Abstract

Although there are many comparative studies concerning the local administration of prostaglandin E2 gel for cervical ripening and labor induction, the safety, efficacy and the appropriate route and dose of the gel are still debated. One hundred and ten women with high-risk pregnancy and unripe cervix received prostaglandin E2 gel 1 mg intravaginally (n=35), 2 mg intravaginally (n=36) and 0.5 mg intracervically (n=39), maximally three times at 6-hour intervals for cervical ripening prior to labor induction. The safety, efficacy and optimal dose were assessed. The 2 mg intravaginal gel and the 0.5 mg intracervical gel were equally effective and more effective than the 1 mg intravaginal gel in labor characteristics such as ripening time and cesarean section rate, but not in labor time.
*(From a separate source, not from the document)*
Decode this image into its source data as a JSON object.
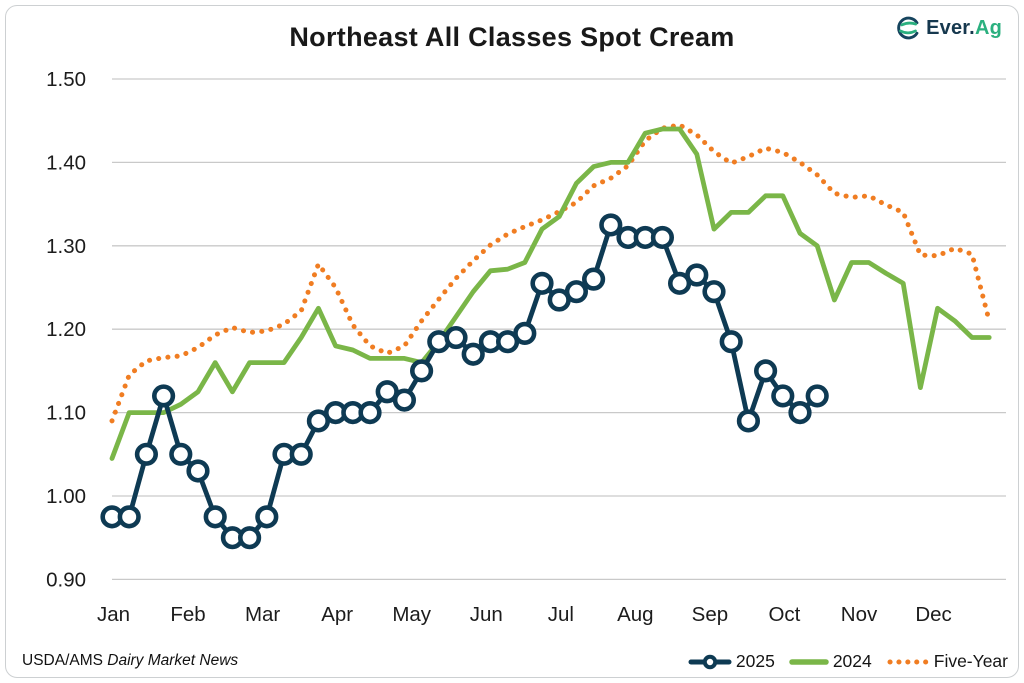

However, the failure rate (labor could not be induced) was highest in the intracervical group (10.3%) compared to the intravaginal groups (2.9% and 2.8%), although the differences were not statistically significant. In the two intravaginal groups three and five patients received the third gel application and one patient in both groups could not be induced. In the intracervical group the ripening of the cervix failed in all patients, who received the third gel. The neonatal outcome was uneventful in all groups. There were two cases of uterine hypertonus associated with fetal bradycardia, one in the intracervical and one in the 2 mg intravaginal group. Thus careful fetal monitoring is necessary. Furthermore, the vaginal route has the advantage of an easier technique of administration and obviously lower risk for inadvertent extraamnial instillation. We recommend the use of multiple applications of 2 mg intravaginal prostaglandin E2 gel as a safe, effective and easy method for preinduction cervical ripening in high-risk pregnancies. More than three gel applications hardly increase the efficacy.